Quasars / orange-spectroscopy

Other
52 stars 58 forks source link

[FIX] Multifile: fix a bug when wavenumbers differ for less than 1e-6 #660

Closed markotoplak closed 1 year ago

markotoplak commented 1 year ago

Fixes #659

The problem appears because wavenumbers are compared as numbers at one point and as strings at another (using "%f", so rounded).

If wavenumbers collide when converting to string, the required precision is computed and used instead. Some wavenumbers will there be more precise than other.

I tried to keep perfect backward compatibility - whatever could be read should be read exactly the same now.

markotoplak commented 1 year ago

@borondics, I think I fixed it. could you please test this PR with your data?

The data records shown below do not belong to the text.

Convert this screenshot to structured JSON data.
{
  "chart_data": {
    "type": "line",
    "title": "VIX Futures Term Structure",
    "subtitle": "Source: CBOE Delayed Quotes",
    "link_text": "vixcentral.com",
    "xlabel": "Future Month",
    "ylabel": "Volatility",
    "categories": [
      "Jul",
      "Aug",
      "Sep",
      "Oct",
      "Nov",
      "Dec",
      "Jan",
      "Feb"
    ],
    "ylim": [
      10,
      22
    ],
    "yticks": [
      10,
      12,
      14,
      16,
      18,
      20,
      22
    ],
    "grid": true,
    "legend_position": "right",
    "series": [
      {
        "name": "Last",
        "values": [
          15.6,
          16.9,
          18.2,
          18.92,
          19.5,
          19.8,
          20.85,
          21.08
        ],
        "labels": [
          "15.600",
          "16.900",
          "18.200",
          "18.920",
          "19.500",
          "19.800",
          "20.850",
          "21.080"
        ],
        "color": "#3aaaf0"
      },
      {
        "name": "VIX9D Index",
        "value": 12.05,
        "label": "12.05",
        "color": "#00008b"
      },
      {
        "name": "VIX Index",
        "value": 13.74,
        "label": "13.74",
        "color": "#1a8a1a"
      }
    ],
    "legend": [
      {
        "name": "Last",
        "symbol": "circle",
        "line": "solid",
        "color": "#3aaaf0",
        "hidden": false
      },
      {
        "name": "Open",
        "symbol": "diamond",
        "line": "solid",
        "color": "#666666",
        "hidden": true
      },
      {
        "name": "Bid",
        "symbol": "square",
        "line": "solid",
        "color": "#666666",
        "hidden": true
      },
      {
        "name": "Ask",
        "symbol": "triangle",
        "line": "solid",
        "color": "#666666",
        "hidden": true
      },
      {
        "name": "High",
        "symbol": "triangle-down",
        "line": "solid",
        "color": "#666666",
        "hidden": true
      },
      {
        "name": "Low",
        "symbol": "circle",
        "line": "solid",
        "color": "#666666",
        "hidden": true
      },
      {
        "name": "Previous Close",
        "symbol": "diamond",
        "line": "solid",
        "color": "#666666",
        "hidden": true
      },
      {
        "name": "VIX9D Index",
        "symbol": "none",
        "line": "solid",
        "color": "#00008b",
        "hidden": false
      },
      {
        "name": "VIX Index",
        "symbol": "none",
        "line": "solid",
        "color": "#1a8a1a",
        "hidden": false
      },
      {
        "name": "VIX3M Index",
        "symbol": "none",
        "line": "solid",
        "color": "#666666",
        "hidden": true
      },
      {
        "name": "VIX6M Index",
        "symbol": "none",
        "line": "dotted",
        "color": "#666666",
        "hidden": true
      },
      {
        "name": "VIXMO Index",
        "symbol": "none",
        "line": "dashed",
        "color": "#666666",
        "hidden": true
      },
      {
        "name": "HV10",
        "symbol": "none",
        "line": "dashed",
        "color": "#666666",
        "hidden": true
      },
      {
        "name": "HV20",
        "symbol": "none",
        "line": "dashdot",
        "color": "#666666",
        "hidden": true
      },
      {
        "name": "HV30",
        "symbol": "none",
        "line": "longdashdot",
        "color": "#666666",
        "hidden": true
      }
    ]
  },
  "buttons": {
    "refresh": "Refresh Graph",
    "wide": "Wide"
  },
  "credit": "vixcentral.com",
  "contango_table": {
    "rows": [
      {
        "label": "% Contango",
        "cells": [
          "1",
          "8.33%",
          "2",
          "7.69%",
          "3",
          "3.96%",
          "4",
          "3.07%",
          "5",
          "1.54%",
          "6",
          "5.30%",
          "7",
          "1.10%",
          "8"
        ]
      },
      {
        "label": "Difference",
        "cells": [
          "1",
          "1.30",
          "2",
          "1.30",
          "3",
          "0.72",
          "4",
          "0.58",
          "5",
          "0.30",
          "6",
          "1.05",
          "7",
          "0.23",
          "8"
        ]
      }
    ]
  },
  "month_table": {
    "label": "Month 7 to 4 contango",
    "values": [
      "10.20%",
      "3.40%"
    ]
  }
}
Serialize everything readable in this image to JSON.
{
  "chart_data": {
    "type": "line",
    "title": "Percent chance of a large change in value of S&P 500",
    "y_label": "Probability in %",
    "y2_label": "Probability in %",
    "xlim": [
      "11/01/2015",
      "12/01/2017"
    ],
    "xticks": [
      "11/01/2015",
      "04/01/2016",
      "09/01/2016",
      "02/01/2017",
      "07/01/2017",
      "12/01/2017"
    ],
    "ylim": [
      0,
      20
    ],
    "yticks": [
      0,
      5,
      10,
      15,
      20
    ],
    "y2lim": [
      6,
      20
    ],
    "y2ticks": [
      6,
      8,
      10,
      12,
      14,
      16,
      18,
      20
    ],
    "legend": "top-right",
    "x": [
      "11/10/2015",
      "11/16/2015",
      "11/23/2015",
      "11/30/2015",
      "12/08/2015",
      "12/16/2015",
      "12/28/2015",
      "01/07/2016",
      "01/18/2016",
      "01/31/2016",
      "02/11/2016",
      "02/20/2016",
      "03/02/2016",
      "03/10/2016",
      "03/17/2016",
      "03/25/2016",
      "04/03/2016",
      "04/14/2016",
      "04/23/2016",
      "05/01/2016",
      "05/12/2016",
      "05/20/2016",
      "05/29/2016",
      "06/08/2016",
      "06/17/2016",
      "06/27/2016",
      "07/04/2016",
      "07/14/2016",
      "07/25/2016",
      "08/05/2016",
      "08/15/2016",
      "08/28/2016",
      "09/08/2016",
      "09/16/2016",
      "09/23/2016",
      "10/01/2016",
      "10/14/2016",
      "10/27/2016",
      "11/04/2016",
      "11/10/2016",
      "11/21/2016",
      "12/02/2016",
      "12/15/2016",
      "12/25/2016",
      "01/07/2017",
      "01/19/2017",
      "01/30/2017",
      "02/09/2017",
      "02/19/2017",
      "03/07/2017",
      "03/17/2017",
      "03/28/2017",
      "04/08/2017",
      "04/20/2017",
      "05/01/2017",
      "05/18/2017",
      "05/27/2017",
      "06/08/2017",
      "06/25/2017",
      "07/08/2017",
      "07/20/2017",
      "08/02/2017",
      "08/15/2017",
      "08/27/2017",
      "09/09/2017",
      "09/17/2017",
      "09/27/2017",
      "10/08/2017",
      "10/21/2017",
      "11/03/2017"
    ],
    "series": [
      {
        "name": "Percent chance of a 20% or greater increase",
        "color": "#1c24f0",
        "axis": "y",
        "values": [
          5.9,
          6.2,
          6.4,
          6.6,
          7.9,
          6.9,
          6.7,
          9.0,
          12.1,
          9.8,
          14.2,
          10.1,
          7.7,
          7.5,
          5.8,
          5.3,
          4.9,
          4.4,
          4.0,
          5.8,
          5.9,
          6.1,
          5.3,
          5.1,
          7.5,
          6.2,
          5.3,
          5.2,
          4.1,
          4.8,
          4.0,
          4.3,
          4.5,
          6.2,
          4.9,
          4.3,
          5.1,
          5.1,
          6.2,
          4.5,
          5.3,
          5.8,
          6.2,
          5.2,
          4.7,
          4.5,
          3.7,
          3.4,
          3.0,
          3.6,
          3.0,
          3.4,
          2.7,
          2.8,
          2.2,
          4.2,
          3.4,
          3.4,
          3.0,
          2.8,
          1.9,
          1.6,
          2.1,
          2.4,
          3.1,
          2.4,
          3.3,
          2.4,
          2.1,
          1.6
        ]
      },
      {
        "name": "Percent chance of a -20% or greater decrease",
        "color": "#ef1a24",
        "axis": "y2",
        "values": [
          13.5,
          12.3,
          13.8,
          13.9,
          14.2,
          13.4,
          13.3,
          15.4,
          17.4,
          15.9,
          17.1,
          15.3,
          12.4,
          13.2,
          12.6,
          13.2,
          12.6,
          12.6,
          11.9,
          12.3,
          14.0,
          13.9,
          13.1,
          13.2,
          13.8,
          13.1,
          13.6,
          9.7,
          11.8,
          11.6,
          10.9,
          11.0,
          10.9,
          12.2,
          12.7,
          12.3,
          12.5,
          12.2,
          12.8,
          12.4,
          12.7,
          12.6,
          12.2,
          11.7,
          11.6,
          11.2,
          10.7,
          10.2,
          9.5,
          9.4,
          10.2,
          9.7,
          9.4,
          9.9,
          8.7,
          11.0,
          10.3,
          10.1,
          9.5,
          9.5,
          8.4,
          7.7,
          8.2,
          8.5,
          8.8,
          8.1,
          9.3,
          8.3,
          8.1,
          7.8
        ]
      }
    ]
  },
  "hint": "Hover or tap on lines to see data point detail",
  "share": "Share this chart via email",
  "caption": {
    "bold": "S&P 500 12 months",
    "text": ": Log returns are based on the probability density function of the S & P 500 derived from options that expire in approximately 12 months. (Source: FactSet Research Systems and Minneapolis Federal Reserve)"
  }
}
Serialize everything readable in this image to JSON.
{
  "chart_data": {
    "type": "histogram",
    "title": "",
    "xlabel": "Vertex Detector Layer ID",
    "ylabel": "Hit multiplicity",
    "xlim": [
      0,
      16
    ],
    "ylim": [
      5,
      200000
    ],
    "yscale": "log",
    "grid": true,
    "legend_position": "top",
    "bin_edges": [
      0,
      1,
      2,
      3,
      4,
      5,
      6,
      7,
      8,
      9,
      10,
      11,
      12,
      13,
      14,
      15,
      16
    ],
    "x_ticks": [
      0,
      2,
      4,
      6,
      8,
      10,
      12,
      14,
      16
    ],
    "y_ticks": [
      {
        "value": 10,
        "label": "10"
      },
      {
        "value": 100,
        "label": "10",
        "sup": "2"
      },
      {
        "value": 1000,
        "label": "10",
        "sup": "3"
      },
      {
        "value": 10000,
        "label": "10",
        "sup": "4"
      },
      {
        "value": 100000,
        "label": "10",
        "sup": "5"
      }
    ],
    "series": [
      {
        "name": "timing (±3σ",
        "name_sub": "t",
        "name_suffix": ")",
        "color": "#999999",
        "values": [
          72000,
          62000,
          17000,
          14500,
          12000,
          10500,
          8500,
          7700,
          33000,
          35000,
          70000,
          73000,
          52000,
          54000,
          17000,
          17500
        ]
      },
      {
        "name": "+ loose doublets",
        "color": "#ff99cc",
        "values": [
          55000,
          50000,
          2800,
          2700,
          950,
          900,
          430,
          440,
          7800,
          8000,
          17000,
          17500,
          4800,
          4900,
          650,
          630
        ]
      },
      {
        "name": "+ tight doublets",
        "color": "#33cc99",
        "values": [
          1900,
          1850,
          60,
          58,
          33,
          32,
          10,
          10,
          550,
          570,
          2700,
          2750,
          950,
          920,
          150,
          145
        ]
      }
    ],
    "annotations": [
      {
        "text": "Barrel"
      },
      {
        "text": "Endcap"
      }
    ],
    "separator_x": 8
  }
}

markotoplak commented 1 year ago

In the future, we could reuse parts of the code in other readers - the same code could help us decrease the number of decimals we use for features. But that could create compatibility problems for old workflows because widgets store feature names, so we'll need to be careful and at least consider that...

codecov-commenter commented 1 year ago

Codecov Report

Merging #660 (73489ac) into master (325cd2c) will decrease coverage by 0.03%. The diff coverage is 100.00%.

:mega: This organization is not using Codecov’s GitHub App Integration. We recommend you install it so Codecov can continue to function properly for your repositories. Learn more

@@            Coverage Diff             @@
##           master     #660      +/-   ##
==========================================
- Coverage   89.42%   89.39%   -0.03%     
==========================================
  Files          71       71              
  Lines       11845    11865      +20     
==========================================
+ Hits        10592    10607      +15     
- Misses       1253     1258       +5     
markotoplak commented 1 year ago

The current code should ensure unique wavenumbers. decimals_neeeded_for_unique_str should return the number of decimals that would construct unique strings.

Then, an additional decimal is added for increased precision, so floats 1.49 and 2.51 yield strings "1.5" and "2.5" instead of "1" and "3" (without the added decimal).

borondics commented 1 year ago

Using 73489ac the Multifile reader doesn't fail but the data is still not completely OK. If you check the Data Table, the WNs are still not equal enough probably and the two different length spectra go to different blocks.

image

Would it be possible to use the same columns for the WNs that are common and have "?" only for those that are missing in the shorter dataset?

markotoplak commented 1 year ago

This bug was that wns should not be equal but Multifile tried to make them equal at the name level. Now it does not.

What you report is expected and intentional behavior, which was done so to be as general as possible. And it is exactly how the widget would work before the fix.

To solve the problem of different blocks we would need to interpolate while reading the files, which for now we do not do. You can interpolate in a separate widget.

To do what you wish, we'd have to make a decision of what to interpolate to, at least, and give users options to use that automatic interpolation or not. I see the benefit of this in terms of speed and memory, but in your particular case Interpolate will suffice.